InksPet is the concrete version of this argument: an open source firmware for the EleksCava e-paper device that turns it into a real-time AI agent monitor. It pairs with any AI coding tool that supports hooks — Claude Code, Cursor, Aider, Codex, Gemini CLI — and reflects agent state across three channels simultaneously:

  • Pixel-art Clawd the crab on the e-paper display shows the current state with a unique pose for each of 12 states
  • A 5-LED RGB strip shows color + animation pattern (breathing, solid, flash, fade)
  • 3 hardware buttons (A / B / C) for permission approval — Allow / Always / Deny

Setup takes about 5 minutes with zero command line — you flash the firmware from your browser, the device hosts its own WiFi for provisioning, and then you paste one prompt into your AI assistant to install the hooks. The full setup guide is here.

The hardware is manufactured by EleksCava, the firmware is open source under MIT, and every release is archived on the changelog so you can always roll back.

The bigger pattern

InksPet is one small example of a pattern I think we'll see more of: physical companions for software agents. As AI assistants get more autonomous and do more work in the background, the question of "how do I know what it's doing?" will stop having satisfying software-only answers. Notifications will be more annoying. Sidebars will be more cluttered. Slack bots will be more ignored.

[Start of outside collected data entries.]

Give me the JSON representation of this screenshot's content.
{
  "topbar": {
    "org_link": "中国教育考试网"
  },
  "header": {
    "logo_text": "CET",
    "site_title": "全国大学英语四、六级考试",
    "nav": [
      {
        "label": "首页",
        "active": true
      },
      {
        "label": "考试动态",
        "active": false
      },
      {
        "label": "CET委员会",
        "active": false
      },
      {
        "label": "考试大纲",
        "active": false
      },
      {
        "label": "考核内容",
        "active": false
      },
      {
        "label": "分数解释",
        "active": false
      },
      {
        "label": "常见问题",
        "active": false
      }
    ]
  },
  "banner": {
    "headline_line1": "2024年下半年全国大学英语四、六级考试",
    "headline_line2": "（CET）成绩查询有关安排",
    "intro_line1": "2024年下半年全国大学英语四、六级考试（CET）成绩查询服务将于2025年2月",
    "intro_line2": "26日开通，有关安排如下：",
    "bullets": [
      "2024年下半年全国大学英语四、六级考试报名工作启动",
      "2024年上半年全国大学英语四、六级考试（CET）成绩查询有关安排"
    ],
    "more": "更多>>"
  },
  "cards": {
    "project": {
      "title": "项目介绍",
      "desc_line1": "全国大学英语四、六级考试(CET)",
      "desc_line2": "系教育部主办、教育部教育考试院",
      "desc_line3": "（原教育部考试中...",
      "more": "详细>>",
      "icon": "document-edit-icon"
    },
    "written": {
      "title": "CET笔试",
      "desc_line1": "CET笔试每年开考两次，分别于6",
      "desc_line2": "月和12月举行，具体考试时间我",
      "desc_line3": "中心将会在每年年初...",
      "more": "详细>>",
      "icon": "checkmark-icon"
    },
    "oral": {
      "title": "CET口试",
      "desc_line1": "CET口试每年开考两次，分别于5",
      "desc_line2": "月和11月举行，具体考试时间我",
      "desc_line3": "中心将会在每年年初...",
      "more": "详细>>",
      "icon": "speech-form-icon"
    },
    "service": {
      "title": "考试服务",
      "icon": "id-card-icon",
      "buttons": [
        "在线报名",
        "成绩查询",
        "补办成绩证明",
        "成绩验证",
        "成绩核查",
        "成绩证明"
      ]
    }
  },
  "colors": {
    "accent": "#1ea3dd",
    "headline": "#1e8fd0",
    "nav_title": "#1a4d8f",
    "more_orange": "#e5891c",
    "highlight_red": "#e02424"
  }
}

The interesting answer is to move status out of the screen entirely. Give agents a shape, a color, a motion, a sound — some piece of physical presence in the room. It's not a nostalgic return to "calm technology" (though it is that). It's recognizing that human attention is a limited resource, and the cheapest way to preserve it is to stop asking software to fight for it.

The pixel crab is one answer. I'm curious what others will be.